Итак — неприятие «самости» личности, ее гордого удаления от естественной жизни, но и вызов установленному миропорядку, делающему «непроницаемыми» души и вещи, обретение безбрежного сострадания всему живому на путях действенного, преображающего отрицания — вот к чему пришла писательница в завершении творческого пути. Криком «Нет!» ознаменовала она свое земное существование. «Не хочу больше», — сказала она петербургскому угару страстей. И ушла в тишину, в воскресение, в «божественное новое согласие». «И утверждает дух божественный из твоих очей, Мать, сверкающий, в твоих сердцах, Земля, болью и восторгом бьющийся, — вечность мгновенных порывов своих и твое Преображение», — так писала она в рассказе-молитве «Пасха».
Вяч. Иванов хотел «„Нет“ непримиримое» превратить в «сверкающее „Да“». Зиновьевой-Аннибал удалось сотворить «преображающее „Нет“». Оно сумело стать магически убедительным благодаря замкнутой целостности художественного мира, созданного писательницей.
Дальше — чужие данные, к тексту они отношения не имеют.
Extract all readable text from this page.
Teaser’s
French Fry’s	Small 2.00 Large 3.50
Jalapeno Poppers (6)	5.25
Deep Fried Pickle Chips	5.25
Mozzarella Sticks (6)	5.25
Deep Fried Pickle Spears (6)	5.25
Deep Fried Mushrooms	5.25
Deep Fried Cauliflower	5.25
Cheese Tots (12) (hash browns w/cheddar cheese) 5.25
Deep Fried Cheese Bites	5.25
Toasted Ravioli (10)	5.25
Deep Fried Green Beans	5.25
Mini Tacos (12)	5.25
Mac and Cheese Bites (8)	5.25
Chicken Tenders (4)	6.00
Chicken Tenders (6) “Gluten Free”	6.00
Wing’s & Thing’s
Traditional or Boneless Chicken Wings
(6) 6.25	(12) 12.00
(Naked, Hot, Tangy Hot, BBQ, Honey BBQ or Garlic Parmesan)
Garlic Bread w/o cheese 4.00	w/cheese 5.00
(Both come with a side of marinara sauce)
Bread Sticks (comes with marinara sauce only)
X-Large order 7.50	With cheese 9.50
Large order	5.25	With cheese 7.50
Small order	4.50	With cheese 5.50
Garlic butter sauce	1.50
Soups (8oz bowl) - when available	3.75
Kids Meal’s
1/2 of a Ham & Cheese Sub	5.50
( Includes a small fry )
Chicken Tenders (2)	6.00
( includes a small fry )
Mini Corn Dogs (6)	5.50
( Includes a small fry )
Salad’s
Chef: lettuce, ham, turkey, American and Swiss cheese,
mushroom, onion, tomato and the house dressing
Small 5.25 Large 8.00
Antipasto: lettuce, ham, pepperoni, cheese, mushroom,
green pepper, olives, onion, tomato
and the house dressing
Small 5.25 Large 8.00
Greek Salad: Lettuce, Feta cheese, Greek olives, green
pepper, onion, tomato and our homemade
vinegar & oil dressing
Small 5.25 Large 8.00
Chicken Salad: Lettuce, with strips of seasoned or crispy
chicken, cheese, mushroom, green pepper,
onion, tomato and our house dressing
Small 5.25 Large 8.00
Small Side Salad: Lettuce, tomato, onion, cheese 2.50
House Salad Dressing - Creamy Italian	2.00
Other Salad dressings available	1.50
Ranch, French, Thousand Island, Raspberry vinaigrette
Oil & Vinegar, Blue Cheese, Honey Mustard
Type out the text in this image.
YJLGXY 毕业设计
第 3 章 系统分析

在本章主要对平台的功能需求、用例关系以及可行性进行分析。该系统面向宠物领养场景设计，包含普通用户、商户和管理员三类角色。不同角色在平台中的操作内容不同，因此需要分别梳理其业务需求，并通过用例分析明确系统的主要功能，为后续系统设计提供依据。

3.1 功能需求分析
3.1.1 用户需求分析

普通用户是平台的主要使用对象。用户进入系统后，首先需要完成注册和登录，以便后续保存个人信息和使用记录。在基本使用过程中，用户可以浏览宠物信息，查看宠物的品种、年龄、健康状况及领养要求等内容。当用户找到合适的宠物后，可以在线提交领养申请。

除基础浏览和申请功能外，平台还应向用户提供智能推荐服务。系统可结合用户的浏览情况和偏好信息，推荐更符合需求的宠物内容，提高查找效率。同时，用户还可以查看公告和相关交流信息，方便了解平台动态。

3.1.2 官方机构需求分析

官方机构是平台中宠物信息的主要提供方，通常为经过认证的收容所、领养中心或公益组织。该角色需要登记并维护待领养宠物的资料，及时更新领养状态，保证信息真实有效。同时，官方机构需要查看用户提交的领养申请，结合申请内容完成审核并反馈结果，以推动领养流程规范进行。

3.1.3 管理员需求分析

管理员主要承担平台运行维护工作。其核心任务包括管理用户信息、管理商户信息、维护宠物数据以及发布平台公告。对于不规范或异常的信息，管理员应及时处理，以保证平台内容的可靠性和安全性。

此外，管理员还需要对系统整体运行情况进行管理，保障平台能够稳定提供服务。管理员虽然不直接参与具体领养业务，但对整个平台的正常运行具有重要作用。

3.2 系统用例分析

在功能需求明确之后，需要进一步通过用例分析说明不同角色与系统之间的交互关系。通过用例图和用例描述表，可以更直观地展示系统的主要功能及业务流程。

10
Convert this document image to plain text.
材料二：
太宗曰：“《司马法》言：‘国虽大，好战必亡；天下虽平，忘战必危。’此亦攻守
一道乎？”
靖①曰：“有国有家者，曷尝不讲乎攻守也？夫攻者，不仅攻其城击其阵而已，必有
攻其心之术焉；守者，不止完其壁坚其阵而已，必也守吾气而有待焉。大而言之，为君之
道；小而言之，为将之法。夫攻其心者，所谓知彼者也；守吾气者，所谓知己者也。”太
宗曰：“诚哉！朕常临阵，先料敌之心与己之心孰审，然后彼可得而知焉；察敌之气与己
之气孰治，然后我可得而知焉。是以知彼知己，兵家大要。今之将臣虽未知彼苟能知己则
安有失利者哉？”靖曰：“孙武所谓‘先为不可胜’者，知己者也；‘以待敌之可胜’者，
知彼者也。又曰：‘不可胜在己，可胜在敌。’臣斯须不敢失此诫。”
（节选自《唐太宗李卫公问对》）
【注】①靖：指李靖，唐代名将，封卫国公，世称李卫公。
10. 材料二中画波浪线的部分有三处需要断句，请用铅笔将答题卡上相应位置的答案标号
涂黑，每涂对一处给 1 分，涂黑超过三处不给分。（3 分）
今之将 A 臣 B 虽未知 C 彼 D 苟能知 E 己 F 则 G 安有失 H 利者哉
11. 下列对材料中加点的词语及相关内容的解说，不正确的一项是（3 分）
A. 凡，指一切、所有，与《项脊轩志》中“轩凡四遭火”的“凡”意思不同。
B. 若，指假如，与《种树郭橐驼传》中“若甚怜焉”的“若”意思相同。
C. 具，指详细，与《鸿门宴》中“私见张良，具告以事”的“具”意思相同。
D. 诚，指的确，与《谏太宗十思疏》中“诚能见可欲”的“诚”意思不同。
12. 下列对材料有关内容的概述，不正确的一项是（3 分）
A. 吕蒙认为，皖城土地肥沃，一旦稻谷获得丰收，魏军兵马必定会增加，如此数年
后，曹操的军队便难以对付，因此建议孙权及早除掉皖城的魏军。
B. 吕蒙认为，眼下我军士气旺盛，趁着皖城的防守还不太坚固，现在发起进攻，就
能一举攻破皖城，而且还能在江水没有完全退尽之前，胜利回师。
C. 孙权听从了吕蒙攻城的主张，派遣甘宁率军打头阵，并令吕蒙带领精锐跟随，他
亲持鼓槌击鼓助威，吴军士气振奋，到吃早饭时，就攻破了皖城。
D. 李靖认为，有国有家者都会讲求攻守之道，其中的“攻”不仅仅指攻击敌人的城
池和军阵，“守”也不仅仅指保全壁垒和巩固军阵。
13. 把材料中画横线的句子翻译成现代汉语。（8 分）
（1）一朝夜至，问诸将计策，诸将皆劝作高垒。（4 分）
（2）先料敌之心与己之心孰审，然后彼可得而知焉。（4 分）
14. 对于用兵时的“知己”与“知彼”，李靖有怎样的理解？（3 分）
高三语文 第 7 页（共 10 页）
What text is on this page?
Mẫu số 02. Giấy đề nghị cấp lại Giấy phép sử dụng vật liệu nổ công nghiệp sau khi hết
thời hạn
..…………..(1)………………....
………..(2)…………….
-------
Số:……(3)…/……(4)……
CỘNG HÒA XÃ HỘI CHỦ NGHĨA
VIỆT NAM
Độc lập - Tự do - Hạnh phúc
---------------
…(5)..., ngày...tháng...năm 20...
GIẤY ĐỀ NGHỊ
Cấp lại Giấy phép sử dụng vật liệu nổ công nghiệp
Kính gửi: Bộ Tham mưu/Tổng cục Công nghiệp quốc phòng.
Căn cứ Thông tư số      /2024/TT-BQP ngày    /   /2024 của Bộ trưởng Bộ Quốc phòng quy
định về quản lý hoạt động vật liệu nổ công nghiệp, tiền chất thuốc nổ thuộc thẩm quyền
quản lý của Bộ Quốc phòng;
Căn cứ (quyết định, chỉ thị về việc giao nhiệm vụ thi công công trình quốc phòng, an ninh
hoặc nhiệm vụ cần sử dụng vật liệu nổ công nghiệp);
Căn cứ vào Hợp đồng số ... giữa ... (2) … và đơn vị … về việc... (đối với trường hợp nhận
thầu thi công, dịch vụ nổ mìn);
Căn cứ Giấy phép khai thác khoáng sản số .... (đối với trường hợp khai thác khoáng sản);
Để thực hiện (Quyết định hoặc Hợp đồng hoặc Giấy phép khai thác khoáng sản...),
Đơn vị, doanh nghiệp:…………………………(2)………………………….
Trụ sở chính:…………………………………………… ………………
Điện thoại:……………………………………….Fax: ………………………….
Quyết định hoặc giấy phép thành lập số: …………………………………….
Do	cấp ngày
В рассказе «Голова Медузы» возникает законченное, скульптурно-рельефное представление Зиновьевой-Аннибал об искусстве его магической сущности, его таинственных предсказаниях, его созидающе-разрушительных возможностях. Как-то Вяч. Иванов записал в своем дневнике. «Диотима в разговоре со мной так противопоставляет искусство и жизнь: оба — враги друг другу; задача художника сначала очертить жизнь своими гранями — вот так: (жест, рисующий в воздухе подкову), потом отделить, отсечь очерченное от корней жизни снизу (горизонтальный быстрый жест снизу). Так поступает художник с жизнью, чтобы иметь искусство. Мне это нравится; я воображаю Персея, схватывающего в зажатый кулак левой руки хаотические волосы Медузы, потом отсекающего ее голову острым кривым мечом. Художник — Персей»[59].
Но не только Вяч. Иванов пытался найти метафору, наиболее образно выражающую существо творчества писательницы. С. Городецкий, оттолкнувшись от рисунка М. Добужинского на обложке «Трагического зверинца», предложил образ огня, простирающего свое пламя сквозь железные прутья решетки. Он увидел, как «огонь … ярчайшими своими языками режет внешний вольный воздух, а дымно-красным корнем сидит там, за решеткой, в черных угольях, из тесноты пророчествуя на волю»[60].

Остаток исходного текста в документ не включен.